Dera Laura, interesting thought. My question is, what exactly do you mean by technique. As I understand it about how to move my body properly: easygoing and efficiently in total control and with freedom of my movement, meaning no unnecessary tension in my body. So for me (coming from the ballroom an doriental dance) after years of technical learning and improvement of the width and easiness of my moves, I begin to feel the flavour….so for me, the technical emphasis is a way of getting to the flavour (as dances on the street or old dances usually are created by people who move more naturally due to less sitting, maybe less shoes and the academic way addresses people who are not used to how to move)
Good article, but I think there may be a chicken and egg situation here. Those who spend all the time and effort on learning technique, often do so because of a lack of natural talent or flair – which would allow them to progress and learn on their own, find their own style etc.
I’m not a great believer in one being able to teach everyone the non-technical side of skills. You can open people’s minds to the possibilities, but fundamentally it has to come from within themselves. I’ve spent time teaching and learning in various areas such as dance, photography and martial arts and you can only bring out or nurture what is there to begin with when it comes to flair/natural ability/artistic expression or whatever you wish to call it. A chap I know summed this up quite well I thought. “If it was just a matter of practice, anyone could be as good as me” – he was a world champion in his discipline of downhill mountain biking. We all vary in our limits and abilities, I’d love to be able to ride a bike like Steve Peat does, but am fully accepting that was never going to happen. The same happens in all areas – we have our own natural limits and what good teaching or learning practice can do is maximise them.
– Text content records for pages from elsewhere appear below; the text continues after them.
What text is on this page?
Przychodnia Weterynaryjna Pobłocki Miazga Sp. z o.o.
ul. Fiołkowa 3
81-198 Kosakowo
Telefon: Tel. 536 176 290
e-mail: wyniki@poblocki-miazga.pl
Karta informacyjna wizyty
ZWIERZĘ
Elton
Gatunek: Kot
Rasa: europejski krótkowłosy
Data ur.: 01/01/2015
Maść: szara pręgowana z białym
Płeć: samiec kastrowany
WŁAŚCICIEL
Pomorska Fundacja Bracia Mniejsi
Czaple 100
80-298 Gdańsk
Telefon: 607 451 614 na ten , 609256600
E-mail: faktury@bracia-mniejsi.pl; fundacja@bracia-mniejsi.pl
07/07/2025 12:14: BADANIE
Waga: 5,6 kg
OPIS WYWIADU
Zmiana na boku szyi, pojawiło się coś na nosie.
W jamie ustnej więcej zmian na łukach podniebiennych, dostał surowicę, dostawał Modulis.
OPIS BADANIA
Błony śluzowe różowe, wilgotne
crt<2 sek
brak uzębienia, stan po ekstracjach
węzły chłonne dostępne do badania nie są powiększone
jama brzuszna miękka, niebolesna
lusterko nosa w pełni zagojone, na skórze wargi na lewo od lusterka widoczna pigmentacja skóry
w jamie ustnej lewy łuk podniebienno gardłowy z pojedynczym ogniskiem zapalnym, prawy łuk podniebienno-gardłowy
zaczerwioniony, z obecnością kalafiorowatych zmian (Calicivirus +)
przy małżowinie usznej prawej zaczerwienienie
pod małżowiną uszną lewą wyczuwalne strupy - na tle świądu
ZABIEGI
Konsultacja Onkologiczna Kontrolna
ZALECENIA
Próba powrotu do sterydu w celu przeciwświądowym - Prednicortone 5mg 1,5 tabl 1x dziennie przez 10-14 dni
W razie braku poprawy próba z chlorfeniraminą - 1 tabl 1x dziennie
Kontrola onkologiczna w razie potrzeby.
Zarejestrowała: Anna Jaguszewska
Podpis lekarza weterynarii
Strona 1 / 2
A very nice article indeed. I feel it is really important to have a good instructor who emphasizes on the flavor as well as technique when teaching the students. In most of the Latin countries, social dancing is a type of fun activity usually done during gatherings where more emphasis is given on enjoying the music, dancing / expressing it and having fun. Even though technique is an important aspect of dancing, an instructor should always work on inspiring his students on how to be creative in their own way from the little dance steps they know. For me, I feel loving and knowing the music is really important. Instructors should always take out some time and teach their students the background about the music, the instruments, the artist, etc. and also talk about the history of the dance. It takes time, but once it happens you can actually see the dancers enjoying the music.
I have learnt from a few good instructors. They’ll spend a whole hour going through the basics of body movement but in the end they’ll always tell us to have fun on the dance floor and practice the body movement techniques in the free time so that it slowly gets incorporated in your dance. I feel that’s the best way to go.
Excellent article – something we all know and it’s nice to see it validated.
I believe that good art requires a good knowledge of the technical aspects. Mastery of technique allows better expression of the artistic aspects.
I think you touched on some really interesting and worthwhile messages here. In particular I enjoyed the paragraph on the importance of roots. I do believe you can spend thousands of hours perfecting your technique, but can still come across as rigid or ‘flat’ as you mentioned in your movements because you’re not truly FEELING them, and to feel them you need to know the story behind the dance.